My very first garden started out boring and plain with 26 cherry tomato plants (as I said, my FIRST garden), along with some spinach and sweet peas.  Who would’a thunk that so many munching, crunching, chomping critters would compete with me for food?
“Git yurself some frogs to eat them bugs,” suggested a greatly admired old timer. He meant real frogs, but those were harder to come by than I ever imagined, so I settled for a fake wooden frog, plunked him down next to something half-eaten by flea beetles, hoping  he’d attract  others of his kind.  Like magic, within days, live frogs appeared…  Nah.  But that little bug eyed guy looked so cute sitting there among the nibbled greenery that I added another and another.


Soon, quite a few artsy little fellers were living in my garden, along with some pinwheels to keep the birds away.  The pinwheels were replaced with a bowl of water and a sign re-inviting my feathered friends after the grasshoppers invaded. The bowl and sign live there still, a testament to the fact that whimsies and what-nots can and should be flexible.
I’m not sure when I began adding handmade items made from my personal collection of unusual- interesting-stuff-that- might-possibly-one-day-be-useful that  I’d been dragging home for years. But those who live with me and were greatly bothered by finding my acquisitions hiding in the car trunk underneath the beach towels used for emergency wiping purposes, were happy, if not ecstatic, to see my rocks, shells, string, leftover wire, and unique but oh, so very heavy sinks put to good use in the garden.
Never mind that some are under-appreciative of the effort it takes to turn used binder twine, spare PVC pipe and beads into a useful and a beautiful magical cucumber growing stick, or the difficulty  involved in transferring  my grandchildren’s artwork to useful message flags.
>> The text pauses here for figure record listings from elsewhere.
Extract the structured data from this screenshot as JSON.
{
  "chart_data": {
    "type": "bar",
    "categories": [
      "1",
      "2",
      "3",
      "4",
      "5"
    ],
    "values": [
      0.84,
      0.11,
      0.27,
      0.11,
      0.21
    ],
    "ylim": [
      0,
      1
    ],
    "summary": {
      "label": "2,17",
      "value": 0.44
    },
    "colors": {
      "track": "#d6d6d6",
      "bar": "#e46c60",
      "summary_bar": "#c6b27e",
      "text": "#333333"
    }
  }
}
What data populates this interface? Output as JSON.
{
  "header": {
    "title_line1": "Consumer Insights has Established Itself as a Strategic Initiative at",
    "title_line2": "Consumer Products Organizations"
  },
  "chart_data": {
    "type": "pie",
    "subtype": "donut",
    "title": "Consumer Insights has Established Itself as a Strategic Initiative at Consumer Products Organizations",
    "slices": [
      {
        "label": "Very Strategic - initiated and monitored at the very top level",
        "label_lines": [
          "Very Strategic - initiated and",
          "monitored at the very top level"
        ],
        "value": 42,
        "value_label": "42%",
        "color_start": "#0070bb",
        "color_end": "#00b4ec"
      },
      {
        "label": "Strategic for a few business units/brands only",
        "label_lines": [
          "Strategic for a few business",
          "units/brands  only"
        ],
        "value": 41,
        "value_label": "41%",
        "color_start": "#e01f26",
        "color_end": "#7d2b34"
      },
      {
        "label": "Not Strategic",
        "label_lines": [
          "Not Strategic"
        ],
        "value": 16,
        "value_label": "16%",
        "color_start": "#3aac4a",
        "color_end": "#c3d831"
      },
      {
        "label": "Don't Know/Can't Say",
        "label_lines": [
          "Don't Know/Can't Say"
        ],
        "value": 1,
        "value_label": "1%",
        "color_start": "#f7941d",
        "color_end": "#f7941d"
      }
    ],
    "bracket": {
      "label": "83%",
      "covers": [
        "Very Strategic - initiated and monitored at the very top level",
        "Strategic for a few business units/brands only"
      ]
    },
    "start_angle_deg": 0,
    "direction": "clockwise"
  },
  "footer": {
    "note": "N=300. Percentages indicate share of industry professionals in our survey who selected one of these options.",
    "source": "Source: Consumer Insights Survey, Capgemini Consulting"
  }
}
My creations have bought me a lot of pleasure and have certainly made my garden unique.

Even when I’m tired and sweaty, a glimpse of Garden Girl’s strange little face made from things leftover makes me
smile.  And then there’s used-red-chair-turned-planter rescued at the last minute from the curbside, saved from a horrible, smothering death in the landfill.  Did I fail to mention my morning glory medallion?
And what would my garden be like without my favorite and first, Old Frog, peeping out from behind the peppers? He’s faded and worn, but I love him. He was the beginning of my whimsies and what-nots and I still believe, after all these years, that one day, he will, most certainly, attract those of his kind to my garden.  Why not?